The young adult post-apocalyptic/dystopian genre doesn't seem to be losing any steam in 2012, with even more genre books slated to be released in 2012 than ever before. Author Dan Wells, like many adult novelists, decides to take on the popular YA genre with his new novel, Partials.


Partials paints a grim picture of the future of the human race. Humans face extinction, and a deadly virus threatens to take the lives of every newborn child. Time is running out for humanity, and the gentically engineered Partials threaten to eradicate them completely. There's where sixteen-year-old Kira Walker comes in. Even though she witnesses the horrors of the virus first-hand, she comes across a wild idea to cure the virus and help save humanity -even if it means going into Partial territory.

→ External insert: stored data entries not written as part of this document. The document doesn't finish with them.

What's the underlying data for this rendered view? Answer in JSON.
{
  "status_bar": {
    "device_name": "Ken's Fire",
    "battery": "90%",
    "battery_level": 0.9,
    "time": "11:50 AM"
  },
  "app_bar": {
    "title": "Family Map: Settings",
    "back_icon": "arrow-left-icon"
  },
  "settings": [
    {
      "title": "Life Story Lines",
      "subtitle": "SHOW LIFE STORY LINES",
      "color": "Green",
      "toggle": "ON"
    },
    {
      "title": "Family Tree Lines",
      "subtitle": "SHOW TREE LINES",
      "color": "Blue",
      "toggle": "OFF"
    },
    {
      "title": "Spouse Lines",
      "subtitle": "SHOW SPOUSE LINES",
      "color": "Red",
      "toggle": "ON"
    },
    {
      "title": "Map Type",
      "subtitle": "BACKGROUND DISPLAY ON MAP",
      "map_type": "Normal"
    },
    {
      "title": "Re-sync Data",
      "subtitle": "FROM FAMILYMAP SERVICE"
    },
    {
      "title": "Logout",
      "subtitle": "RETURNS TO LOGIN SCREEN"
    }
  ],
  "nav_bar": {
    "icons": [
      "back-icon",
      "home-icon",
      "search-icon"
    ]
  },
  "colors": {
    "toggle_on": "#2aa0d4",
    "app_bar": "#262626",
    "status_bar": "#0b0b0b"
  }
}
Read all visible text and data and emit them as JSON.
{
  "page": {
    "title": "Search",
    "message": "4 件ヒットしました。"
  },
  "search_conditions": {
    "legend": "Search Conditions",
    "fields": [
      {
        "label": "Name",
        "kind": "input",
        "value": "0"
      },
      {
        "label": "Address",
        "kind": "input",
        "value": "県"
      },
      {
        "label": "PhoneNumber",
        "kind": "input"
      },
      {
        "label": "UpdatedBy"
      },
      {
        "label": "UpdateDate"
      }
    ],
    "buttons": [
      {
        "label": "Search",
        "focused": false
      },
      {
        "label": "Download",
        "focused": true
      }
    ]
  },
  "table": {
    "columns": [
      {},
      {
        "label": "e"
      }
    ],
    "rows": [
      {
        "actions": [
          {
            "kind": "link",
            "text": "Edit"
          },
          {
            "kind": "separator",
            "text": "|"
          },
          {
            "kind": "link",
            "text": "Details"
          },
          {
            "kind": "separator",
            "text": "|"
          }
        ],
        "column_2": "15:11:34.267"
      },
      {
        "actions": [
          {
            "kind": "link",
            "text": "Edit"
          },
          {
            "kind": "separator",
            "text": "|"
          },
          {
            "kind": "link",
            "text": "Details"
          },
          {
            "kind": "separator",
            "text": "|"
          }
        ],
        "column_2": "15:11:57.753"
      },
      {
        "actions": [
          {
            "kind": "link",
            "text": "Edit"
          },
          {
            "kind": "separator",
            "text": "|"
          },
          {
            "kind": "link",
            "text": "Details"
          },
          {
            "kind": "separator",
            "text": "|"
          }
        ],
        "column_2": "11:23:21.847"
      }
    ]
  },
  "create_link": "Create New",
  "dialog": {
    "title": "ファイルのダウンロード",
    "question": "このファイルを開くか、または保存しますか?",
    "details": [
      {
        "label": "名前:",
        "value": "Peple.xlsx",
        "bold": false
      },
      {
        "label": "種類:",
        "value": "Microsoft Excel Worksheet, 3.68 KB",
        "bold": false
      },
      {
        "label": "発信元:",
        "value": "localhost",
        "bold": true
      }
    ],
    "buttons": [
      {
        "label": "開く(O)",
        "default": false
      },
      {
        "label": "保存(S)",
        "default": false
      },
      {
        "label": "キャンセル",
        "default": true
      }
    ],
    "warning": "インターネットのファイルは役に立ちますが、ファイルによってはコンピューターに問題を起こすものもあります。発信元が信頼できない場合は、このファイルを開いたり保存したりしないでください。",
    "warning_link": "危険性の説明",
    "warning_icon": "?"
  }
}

Partials advancing an interesting concept at the beginning: a virus kills all newborn children within three days of birth. Therefore, humanity must have as many babies as possible for study and to find a cure. Of course, it's up to protagonist Kira Walker to safe the world. Sadly, once the author gets past the initial set-up and basic exposition, the plot quickly becomes confused and contrived, like the author didn't know what to do next.


That's when things started to get drawn-out and boring. For me, a good one hundred or one pages could have taken out. It seems like it took far too long for the characters to do what they said they were going to do, and once they did that too, was far too long-winded. It also didn't help that I had trouble finding a direction in the middle of it all. Though the ending did bring things together and focused the novel more, the big reveal at the end made absolutely no sense and came out of nowhere -like the author had to do something unexpected, but it didn't really work. The characters didn't help much either, as they tended to be overly emotional and melodramatic during much of the story.


Though it is well-written, Partials is an uneven and somewhat disappointing dystopian novel that had promise, but didn't deliver. And with the endless supply of YA dystopian/post-apocalyptic novels, Partials can't compete with the steep competition.